Shutdown of drilling in the Gulf for 6 months will put 30,000 people out of work in the region. Many of them from Louisiana, and in associated business in Louisiana. Have they not suffered enough?
All the fishermen are out of work, now, the rest of the state. Thanks US gov, your doing a great job.
A couple incompetent people make bad decisions and thousands are put out of work.
[QUOTE=bnhpr;34915]Thanks US gov, your doing a great job. A couple incompetent people make bad decisions and thousands are put out of work.[/QUOTE]
Now, Now - There is “Hope and Change” upon us. O is gonna make evereeting ahaight fo us!!! Damn, there I go, turning all political…seems to me some on here felt good 'bout O when he was elected. Hmmm, wonder how the feel now?
TO will have 3 rigs working - Development Driller 2 and 3 (relief wells) and the Enterprise (LMRP cap containment). Beyond that it’s not a rumor as all of the deepwater rigs for all of the drilling contractors have to suspend operations when they get to a safe stopping point in the well. Whether or not the clients declare force majeure to cancel the contracts like Cobalt is doing is another issue. I suspect some will move the rigs overseas instead.
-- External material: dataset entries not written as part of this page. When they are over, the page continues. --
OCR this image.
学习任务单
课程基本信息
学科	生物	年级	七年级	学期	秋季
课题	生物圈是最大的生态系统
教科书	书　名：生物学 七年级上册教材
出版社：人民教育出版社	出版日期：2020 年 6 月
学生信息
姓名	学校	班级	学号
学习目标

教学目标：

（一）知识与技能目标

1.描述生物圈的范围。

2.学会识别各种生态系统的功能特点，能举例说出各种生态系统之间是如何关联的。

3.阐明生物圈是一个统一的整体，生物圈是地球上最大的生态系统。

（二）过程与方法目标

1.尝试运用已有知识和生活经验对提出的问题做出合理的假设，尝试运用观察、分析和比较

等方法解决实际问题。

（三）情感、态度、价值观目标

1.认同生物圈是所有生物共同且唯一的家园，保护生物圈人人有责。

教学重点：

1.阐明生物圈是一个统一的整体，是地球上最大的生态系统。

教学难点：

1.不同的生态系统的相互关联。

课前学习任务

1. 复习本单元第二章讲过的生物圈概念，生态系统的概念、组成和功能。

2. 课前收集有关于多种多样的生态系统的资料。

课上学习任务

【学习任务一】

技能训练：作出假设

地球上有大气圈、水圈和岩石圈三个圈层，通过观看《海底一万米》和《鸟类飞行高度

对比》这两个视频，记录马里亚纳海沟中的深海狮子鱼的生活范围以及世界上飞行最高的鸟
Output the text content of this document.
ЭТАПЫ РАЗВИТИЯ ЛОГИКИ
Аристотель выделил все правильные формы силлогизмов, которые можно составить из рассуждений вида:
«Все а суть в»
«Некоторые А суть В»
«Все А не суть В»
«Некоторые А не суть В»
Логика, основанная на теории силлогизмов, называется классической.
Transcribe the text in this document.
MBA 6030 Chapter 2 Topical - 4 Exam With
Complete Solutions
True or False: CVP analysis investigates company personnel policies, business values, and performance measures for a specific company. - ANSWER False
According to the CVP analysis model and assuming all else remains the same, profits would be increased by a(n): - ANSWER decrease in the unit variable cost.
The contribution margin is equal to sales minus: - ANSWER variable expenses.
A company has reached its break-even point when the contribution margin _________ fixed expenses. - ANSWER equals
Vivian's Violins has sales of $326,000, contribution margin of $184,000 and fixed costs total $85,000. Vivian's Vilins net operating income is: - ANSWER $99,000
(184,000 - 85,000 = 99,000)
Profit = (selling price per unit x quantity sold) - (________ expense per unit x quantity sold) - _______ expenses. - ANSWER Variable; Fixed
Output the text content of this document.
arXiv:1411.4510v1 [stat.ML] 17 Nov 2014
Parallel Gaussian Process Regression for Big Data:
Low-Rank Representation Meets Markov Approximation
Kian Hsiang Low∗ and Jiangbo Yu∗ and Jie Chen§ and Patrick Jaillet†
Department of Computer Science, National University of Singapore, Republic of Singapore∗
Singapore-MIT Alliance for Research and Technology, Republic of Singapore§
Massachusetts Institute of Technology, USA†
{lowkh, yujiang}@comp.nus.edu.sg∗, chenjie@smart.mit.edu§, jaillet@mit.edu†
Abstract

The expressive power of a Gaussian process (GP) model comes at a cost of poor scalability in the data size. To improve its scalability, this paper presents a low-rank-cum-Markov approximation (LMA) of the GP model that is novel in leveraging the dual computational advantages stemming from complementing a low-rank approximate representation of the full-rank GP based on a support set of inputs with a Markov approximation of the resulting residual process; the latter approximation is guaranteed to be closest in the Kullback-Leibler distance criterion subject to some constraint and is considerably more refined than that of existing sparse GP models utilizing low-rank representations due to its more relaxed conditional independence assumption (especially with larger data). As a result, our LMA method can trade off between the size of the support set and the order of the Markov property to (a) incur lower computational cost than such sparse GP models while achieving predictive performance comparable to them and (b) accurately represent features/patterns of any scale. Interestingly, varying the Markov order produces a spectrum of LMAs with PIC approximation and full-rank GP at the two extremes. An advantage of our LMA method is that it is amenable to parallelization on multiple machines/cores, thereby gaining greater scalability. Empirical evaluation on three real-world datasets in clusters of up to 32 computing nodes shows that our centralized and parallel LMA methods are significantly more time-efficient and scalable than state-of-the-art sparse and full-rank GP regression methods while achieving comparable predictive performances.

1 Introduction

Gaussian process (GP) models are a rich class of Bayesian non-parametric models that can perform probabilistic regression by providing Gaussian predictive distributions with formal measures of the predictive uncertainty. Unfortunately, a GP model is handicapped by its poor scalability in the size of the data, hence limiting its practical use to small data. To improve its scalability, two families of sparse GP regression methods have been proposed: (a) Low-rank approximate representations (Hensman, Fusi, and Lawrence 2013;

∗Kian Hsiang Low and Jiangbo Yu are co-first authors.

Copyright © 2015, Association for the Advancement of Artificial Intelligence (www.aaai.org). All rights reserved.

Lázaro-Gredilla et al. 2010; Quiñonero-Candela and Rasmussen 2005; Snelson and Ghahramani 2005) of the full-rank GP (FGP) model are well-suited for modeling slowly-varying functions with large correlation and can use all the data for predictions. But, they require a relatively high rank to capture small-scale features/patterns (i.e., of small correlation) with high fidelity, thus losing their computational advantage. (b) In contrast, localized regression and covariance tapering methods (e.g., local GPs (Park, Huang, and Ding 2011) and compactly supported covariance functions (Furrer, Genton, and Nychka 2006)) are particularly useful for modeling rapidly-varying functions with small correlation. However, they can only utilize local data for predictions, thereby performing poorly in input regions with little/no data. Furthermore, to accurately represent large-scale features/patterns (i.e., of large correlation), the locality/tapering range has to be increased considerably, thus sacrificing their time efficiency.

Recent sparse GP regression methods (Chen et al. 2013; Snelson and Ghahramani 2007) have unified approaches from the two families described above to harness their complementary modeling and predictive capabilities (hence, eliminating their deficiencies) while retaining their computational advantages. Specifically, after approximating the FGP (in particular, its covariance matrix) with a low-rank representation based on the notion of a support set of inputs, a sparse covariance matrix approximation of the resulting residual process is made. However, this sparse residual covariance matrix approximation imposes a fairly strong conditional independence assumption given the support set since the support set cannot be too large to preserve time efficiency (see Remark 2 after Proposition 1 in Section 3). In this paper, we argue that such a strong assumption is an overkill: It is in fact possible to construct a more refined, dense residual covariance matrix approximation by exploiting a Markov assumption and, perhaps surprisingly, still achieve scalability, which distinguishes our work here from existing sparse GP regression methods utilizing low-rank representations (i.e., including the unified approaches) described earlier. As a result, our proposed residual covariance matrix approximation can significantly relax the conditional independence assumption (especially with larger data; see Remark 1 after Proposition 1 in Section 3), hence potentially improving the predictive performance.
'Tis a sad shame, and now we will not be happy until we can throw someone in jail for this heinous crime, (and you thought being a ship’s captain was risky!). BP shares going down the tubes (crikey, better check my 401k and make sure they have switched to wind turbines and Prius batteries), and perhaps when the dust is settled and BP is but a husk of its former self, there will be a merger (Exxon Mobil BP perhaps?) and regrowth will start.
But in the meantime the [only] winners will surely be the lawyers and a few plaintiffs and as usual, those at the front will suffer.
I am impressed with the way many gCaptain members are handling this adversity, as if it was not bad enough before. Yes, there is finger pointing and accountability, retribution and compensation, but as an industry, to survive, in some perverse way, big bad BP should or could now be our [industry’s] biggest ally. Hopefully all the other oil majors (thank God it did not happen to me, right?), will also rally round and help us get quickly back on track.
30k is the direct number. How many jobs indirectly will be affected? Shore side personnel in the office, supply companies that give us everything from our groceries to wing nuts, even the gas stations that we stop at to fill up on our way home will be affected. We might be oil field trash, but we make and spend a hell of a lot of money.
Yea it sucks that the fishermen have lost big time in this, but really they were a SMALL group of people. Driving around Houma, Morgan City, and Lafayette I don’t see offices and industrial areas dedicated to servicing the great fishing fleets in the Gulf of Mexico :rolleyes:.
This is Obama’s Katrina and it will be felt come re-election time. Frankly his decision to stop drilling here for 6 month (it could be longer), hold off on the drilling in Alaska for a year, and cancel the lease sale on the East Coast will be felt for a lot long then Katrina. Hell I loved Katrina, the boat business was never better.
Frankly people don’t give a god dam about the environment when they cant pay the house and truck note.
[QUOTE=bnhpr;34915]Shutdown of drilling in the Gulf for 6 months will put 30,000 people out of work in the region. Many of them from Louisiana, and in associated business in Louisiana. Have they not suffered enough?
All the fishermen are out of work, now, the rest of the state. Thanks US gov, your doing a great job.
A couple incompetent people make bad decisions and thousands are put out of work.[/QUOTE]
Non of the rigs or people will work again in the GOM or US waters in their current state. Go to the MMS site and see their proposed requirements, The Presidential study that is due six months from yesterday will add new rules. From there it all goes to congress and White House who will right new laws for the oil industry.
Two things are sure the rigs will be replace with new “safer designs” or at least major rework. No one will work on rigs going forward without a ticket for their job title. Everyone will be certified or they will not get on the rig. Just like we have done for ships and planes for years.
It will be along time before that gets done.
Will you be a worker or someone hired to watch the workers. We will have watchers watching watchers when this is done and many more bodies living on the rig.
[QUOTE=rlanasa;34998]
Two things are sure the rigs will be replace with new “safer designs” or at least major rework. No one will work on rigs going forward without a ticket for their job title. Everyone will be certified or they will not get on the rig. Just like we have done for ships and planes for years.
[/QUOTE]
I agree with you, as you said just like we have done for ships for hundreds of years. The oilfield is probably the only industry where you can aspire at a supervisory/managerial position without education and ticket.